The current model of capitalism is supposed to work around supply and demand. What the people want gets produced; what they don't want falls off the table; pricing gets worked out based on a natural balance between what people want and how much of it there is.
But it's based on money alone. What happens when it's quality jobs people want, but they aren't being produced? Or a meaningful voice in democracy, but aren't being listened to?
Youth unemployment hits both of these issues. It's all well and good for elites to tell youth they need to suck it up, work hard, invest in education or networking programs or whatever else, but they're also saying two other things:
- hey youth, you deserve what you want, go buy it!
- hey youth, we aren't interested in buying what you have, but keep sending out those CVs, it's good practice for something.
The wires in this message are crossed in ways the old-guard doesn't seem to see - the reason they got ahead was because people were willing to invest in them, to take a risk. An immediate ROI wasn't the issue.
Now, and immediate Return on Investment is everything. If there's no immediate return, don't do it. But we're telling youth to work hard, for years, to get to maybe hopefully get to a place where they can start paying down student debt, much less getting ahead. Where's the immediate or even long-term ROI on that?
It doesn't exist.
Why would a business invest time and money in fruitless endeavours? Why produce products and services when nobody's buying them?
This is the predicament that youth face - a predicament caused directly by laissez-faire capitalism.
It's an unintended consequence, I'm sure, but still a worrisome one. If the people at the top accept no responsibility for empowering the next generation, if they're so committed to scoring more cash for themselves by whatever means and hoarding it, then circulation doesn't happen. There's a growing generation that is being completely left outside of our economic and political systems.

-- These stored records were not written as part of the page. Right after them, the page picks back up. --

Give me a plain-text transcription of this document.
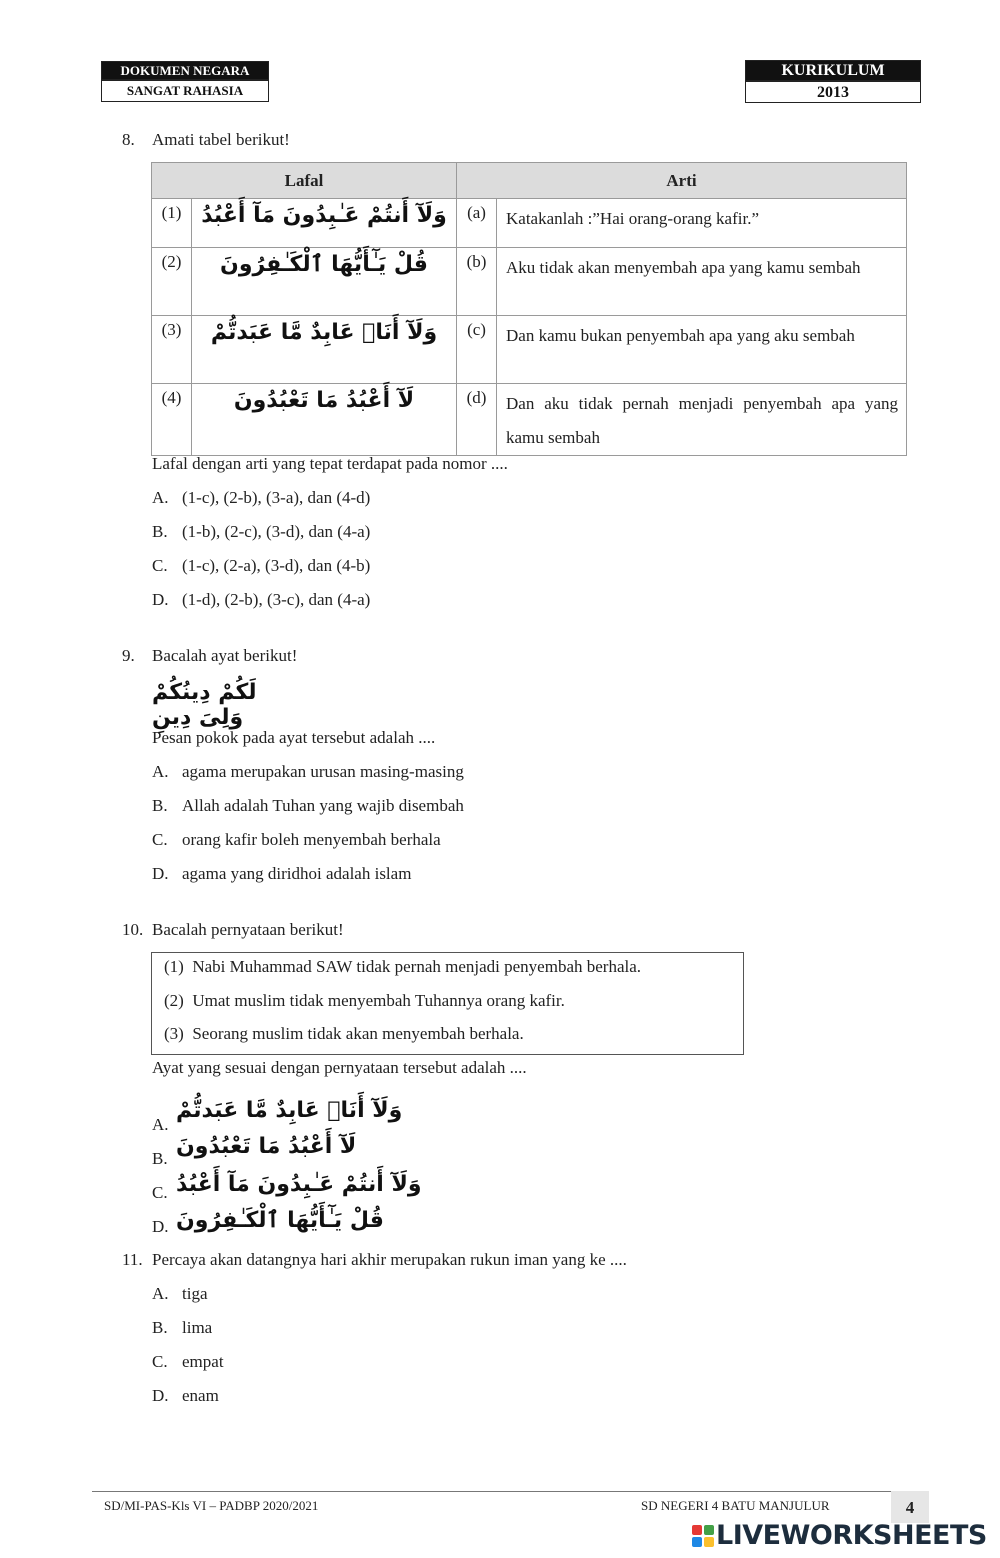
DOKUMEN NEGARA
SANGAT RAHASIA
KURIKULUM
2013
8. Amati tabel berikut!
Lafal		Arti	
(1)	وَلَآ أَنتُمْ عَـٰبِدُونَ مَآ أَعْبُدُ	(a)	Katakanlah :”Hai orang-orang kafir.”
(2)	قُلْ يَـٰٓأَيُّهَا ٱلْكَـٰفِرُونَ	(b)	Aku tidak akan menyembah apa yang kamu sembah
(3)	وَلَآ أَنَا۠ عَابِدٌ مَّا عَبَدتُّمْ	(c)	Dan kamu bukan penyembah apa yang aku sembah
(4)	لَآ أَعْبُدُ مَا تَعْبُدُونَ	(d)	Dan aku tidak pernah menjadi penyembah apa yang kamu sembah
Lafal dengan arti yang tepat terdapat pada nomor ....
A. (1-c), (2-b), (3-a), dan (4-d)
B. (1-b), (2-c), (3-d), dan (4-a)
C. (1-c), (2-a), (3-d), dan (4-b)
D. (1-d), (2-b), (3-c), dan (4-a)
9. Bacalah ayat berikut!
لَكُمْ دِينُكُمْ وَلِىَ دِينِ
Pesan pokok pada ayat tersebut adalah ....
A. agama merupakan urusan masing-masing
B. Allah adalah Tuhan yang wajib disembah
C. orang kafir boleh menyembah berhala
D. agama yang diridhoi adalah islam
10. Bacalah pernyataan berikut!
(1) Nabi Muhammad SAW tidak pernah menjadi penyembah berhala.
(2) Umat muslim tidak menyembah Tuhannya orang kafir.
(3) Seorang muslim tidak akan menyembah berhala.
Ayat yang sesuai dengan pernyataan tersebut adalah ....
A.
وَلَآ أَنَا۠ عَابِدٌ مَّا عَبَدتُّمْ
B. لَآ أَعْبُدُ مَا تَعْبُدُونَ
C. وَلَآ أَنتُمْ عَـٰبِدُونَ مَآ أَعْبُدُ
D. قُلْ يَـٰٓأَيُّهَا ٱلْكَـٰفِرُونَ
11. Percaya akan datangnya hari akhir merupakan rukun iman yang ke ....
A. tiga
B. lima
C. empat
D. enam
SD/MI-PAS-Kls VI – PADBP 2020/2021	SD NEGERI 4 BATU MANJULUR	4
LIVEWORKSHEETS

Which is even more backwards, because the silver surge on the inside is going to find themselves in very short order wholly dependent on those disengaged, increasingly spiteful millenials. One system is becoming more concentrated, but it is entirely surrounded by a new, poorly organized system that can't but consume what came before.
We keep hearing talk about iterative failure, and how success in the new economy means taking risks, dedicating investment into the process to ensure the best result and prioritizing small wins, not just big, bold ventures.
You'd think the baby boomers would recognize when youth are done with talk and are prepared to move towards action. They have become what once they railed against.
And the cycle repeats, until we once again equate great responsibility with great power.
In the long-term, it's the only smart way to proceed, and yet we don't.
Maybe it's time to reframe the conversation from one about return on investment and risk to one about having a little faith in our youth and what they can do with a little help from the rest of us.